# hood/lid for 40G breeder



## underwatergirl (Nov 26, 2012)

I'm thinking of purchasing a 40G breeder from Petco since it's so cheap, but I'm having trouble finding a hood or glass lid because it doesn't have a brace. Perfecto makes one that is the correct dimensions, but it's in 2 sections so that won't really work without the brace!! And is this the reason why the 40 is never out of stock?


----------



## Deeda (Oct 12, 2012)

If the tank is an Aqueon, you need to buy an Aqueon glass canopy. Marineland tanks require their glass canopy.

Which brand 40G breeder are you looking to purchase & I'll try to give you the correct part number to order it?


----------



## glenngreen (Mar 1, 2005)

Petco stocks the aqueon tops for the 40-gal breeder. I just got two of them last week. Had to hit two Petcos, cause they each only had one in stock.


----------



## eTrain (Oct 15, 2012)

I don't know if room is an issue but go for a 40g long if you can.


----------



## underwatergirl (Nov 26, 2012)

Deeda said:


> If the tank is an Aqueon, you need to buy an Aqueon glass canopy. Marineland tanks require their glass canopy.
> 
> Which brand 40G breeder are you looking to purchase & I'll try to give you the correct part number to order it?


It is Aqueon



glenngreen said:


> Petco stocks the aqueon tops for the 40-gal breeder.


Maybe I just need to ask an associate.



eTrain said:


> I don't know if room is an issue but go for a 40g long if you can.


Would you say this is purely for aesthetics, personal preference or parts are a bit easier to come by?

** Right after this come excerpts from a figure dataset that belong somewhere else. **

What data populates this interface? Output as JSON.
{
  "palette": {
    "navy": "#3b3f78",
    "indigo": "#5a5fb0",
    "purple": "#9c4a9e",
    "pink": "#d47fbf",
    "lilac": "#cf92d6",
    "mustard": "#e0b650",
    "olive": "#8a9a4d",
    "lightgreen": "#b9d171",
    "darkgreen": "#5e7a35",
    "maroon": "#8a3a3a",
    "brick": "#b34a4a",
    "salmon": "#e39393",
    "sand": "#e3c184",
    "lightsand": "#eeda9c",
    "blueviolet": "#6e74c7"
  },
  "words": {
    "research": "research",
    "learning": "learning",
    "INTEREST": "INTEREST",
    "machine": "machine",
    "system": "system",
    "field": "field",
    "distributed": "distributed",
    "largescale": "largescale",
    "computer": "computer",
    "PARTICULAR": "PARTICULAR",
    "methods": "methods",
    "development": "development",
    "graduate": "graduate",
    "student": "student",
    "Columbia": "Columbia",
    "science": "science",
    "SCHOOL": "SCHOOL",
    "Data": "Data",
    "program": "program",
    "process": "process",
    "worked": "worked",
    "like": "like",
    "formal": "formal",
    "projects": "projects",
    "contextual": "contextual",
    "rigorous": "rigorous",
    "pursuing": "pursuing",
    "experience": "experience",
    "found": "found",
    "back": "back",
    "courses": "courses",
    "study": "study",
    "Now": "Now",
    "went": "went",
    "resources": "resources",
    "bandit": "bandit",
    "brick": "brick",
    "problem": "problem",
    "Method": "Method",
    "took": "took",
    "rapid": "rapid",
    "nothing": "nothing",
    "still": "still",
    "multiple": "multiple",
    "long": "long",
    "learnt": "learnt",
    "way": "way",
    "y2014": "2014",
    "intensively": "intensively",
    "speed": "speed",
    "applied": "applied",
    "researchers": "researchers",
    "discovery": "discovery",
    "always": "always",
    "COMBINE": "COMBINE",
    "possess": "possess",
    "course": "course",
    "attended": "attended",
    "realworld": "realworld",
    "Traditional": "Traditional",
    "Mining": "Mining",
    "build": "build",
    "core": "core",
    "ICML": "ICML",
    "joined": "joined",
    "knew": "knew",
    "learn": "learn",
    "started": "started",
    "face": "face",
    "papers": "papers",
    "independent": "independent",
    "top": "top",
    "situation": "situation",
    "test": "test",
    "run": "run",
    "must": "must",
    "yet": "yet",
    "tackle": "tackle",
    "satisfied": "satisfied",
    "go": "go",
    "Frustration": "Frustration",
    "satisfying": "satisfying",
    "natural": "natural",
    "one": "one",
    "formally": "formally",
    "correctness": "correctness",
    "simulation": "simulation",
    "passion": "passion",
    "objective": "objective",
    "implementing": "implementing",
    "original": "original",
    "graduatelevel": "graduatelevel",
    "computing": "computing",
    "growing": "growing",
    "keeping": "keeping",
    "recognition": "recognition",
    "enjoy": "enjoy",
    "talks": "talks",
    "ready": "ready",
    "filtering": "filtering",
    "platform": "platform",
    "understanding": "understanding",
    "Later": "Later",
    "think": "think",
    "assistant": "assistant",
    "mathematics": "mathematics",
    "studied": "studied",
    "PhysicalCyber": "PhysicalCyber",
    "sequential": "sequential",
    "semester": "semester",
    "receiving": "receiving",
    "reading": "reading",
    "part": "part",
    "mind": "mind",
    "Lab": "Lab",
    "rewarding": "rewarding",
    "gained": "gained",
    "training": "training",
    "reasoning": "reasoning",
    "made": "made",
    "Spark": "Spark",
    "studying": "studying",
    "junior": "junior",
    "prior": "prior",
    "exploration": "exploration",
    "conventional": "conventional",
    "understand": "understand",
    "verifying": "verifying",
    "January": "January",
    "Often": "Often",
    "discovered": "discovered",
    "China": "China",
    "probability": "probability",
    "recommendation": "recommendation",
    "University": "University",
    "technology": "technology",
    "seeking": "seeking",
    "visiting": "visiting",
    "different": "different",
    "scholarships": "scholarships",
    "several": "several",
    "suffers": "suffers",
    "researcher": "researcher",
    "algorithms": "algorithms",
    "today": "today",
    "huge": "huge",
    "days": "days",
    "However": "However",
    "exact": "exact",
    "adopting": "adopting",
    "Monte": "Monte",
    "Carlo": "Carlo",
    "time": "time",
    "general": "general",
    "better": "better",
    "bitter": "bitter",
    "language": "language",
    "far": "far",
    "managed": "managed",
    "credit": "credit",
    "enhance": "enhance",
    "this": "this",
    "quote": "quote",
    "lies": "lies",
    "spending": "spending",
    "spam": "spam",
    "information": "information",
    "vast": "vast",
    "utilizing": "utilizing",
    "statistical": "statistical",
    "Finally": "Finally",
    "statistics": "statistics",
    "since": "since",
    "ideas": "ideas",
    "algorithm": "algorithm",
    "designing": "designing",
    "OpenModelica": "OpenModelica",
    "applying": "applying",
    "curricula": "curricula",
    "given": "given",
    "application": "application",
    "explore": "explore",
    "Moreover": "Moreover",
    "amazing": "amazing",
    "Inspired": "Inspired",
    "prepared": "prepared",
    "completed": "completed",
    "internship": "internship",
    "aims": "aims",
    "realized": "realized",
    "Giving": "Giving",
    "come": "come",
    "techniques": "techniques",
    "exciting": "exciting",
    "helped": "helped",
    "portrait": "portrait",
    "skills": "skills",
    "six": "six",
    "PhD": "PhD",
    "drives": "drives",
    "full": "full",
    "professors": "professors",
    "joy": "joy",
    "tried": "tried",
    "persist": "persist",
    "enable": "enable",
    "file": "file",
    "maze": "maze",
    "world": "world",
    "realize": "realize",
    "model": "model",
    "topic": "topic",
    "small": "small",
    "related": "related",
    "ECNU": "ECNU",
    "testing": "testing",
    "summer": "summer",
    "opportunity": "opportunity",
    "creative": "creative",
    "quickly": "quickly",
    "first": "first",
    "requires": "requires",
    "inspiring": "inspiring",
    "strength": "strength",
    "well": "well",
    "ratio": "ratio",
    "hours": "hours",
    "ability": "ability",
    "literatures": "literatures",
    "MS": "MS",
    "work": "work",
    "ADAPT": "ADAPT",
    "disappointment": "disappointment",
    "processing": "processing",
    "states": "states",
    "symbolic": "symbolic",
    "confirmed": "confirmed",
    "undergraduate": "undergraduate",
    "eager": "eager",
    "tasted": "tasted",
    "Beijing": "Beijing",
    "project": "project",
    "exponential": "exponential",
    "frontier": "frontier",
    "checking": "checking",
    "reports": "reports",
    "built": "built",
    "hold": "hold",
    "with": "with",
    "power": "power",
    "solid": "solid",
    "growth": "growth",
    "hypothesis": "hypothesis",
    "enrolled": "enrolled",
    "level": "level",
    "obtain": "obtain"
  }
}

I'm trying not to go hog wild with expenses. This 2nd tank is for grow out for the time being, then hopefully all male tank. I'm keeping in mind that the stand will be an additional expense, probably easier to find one for 40 long. Might be a different story if I had the tools/time to DIY.


----------



## 13razorbackfan (Sep 28, 2011)

I went and out and had a piece of glass cut to fit my 40 breeder. It was around $15 I think for a 1/4" piece of regular glass. Had it cut at my local hardware store and most hardware stores and local glass shops do this. I left a 2" opening across the back for my filter intakes and whatnot. I then ordered a 36" reef bright LED light and the whole setup looks very neat and tidy. Just a thought.


----------



## Floridagirl (Jan 10, 2008)

A longer tank gives the fish a longer run out of another's territory. 55's are inexpensive and plentiful on CL around my parts.


----------



## turbokev (Nov 26, 2012)

Just my opinion, but I like a 40 breeder better than a 55.. 
Floor space on a 55 is 576 square inches.. a 40 breeder has 648
The extra width on the breeder allows for more aquascaping options
while the extra height of the 55 doesn't do much for you.

As for the top, the 'dollar a gallon' place sells a regular hinged 36" glass top
for the breeders for $37.99 no center brace required.


----------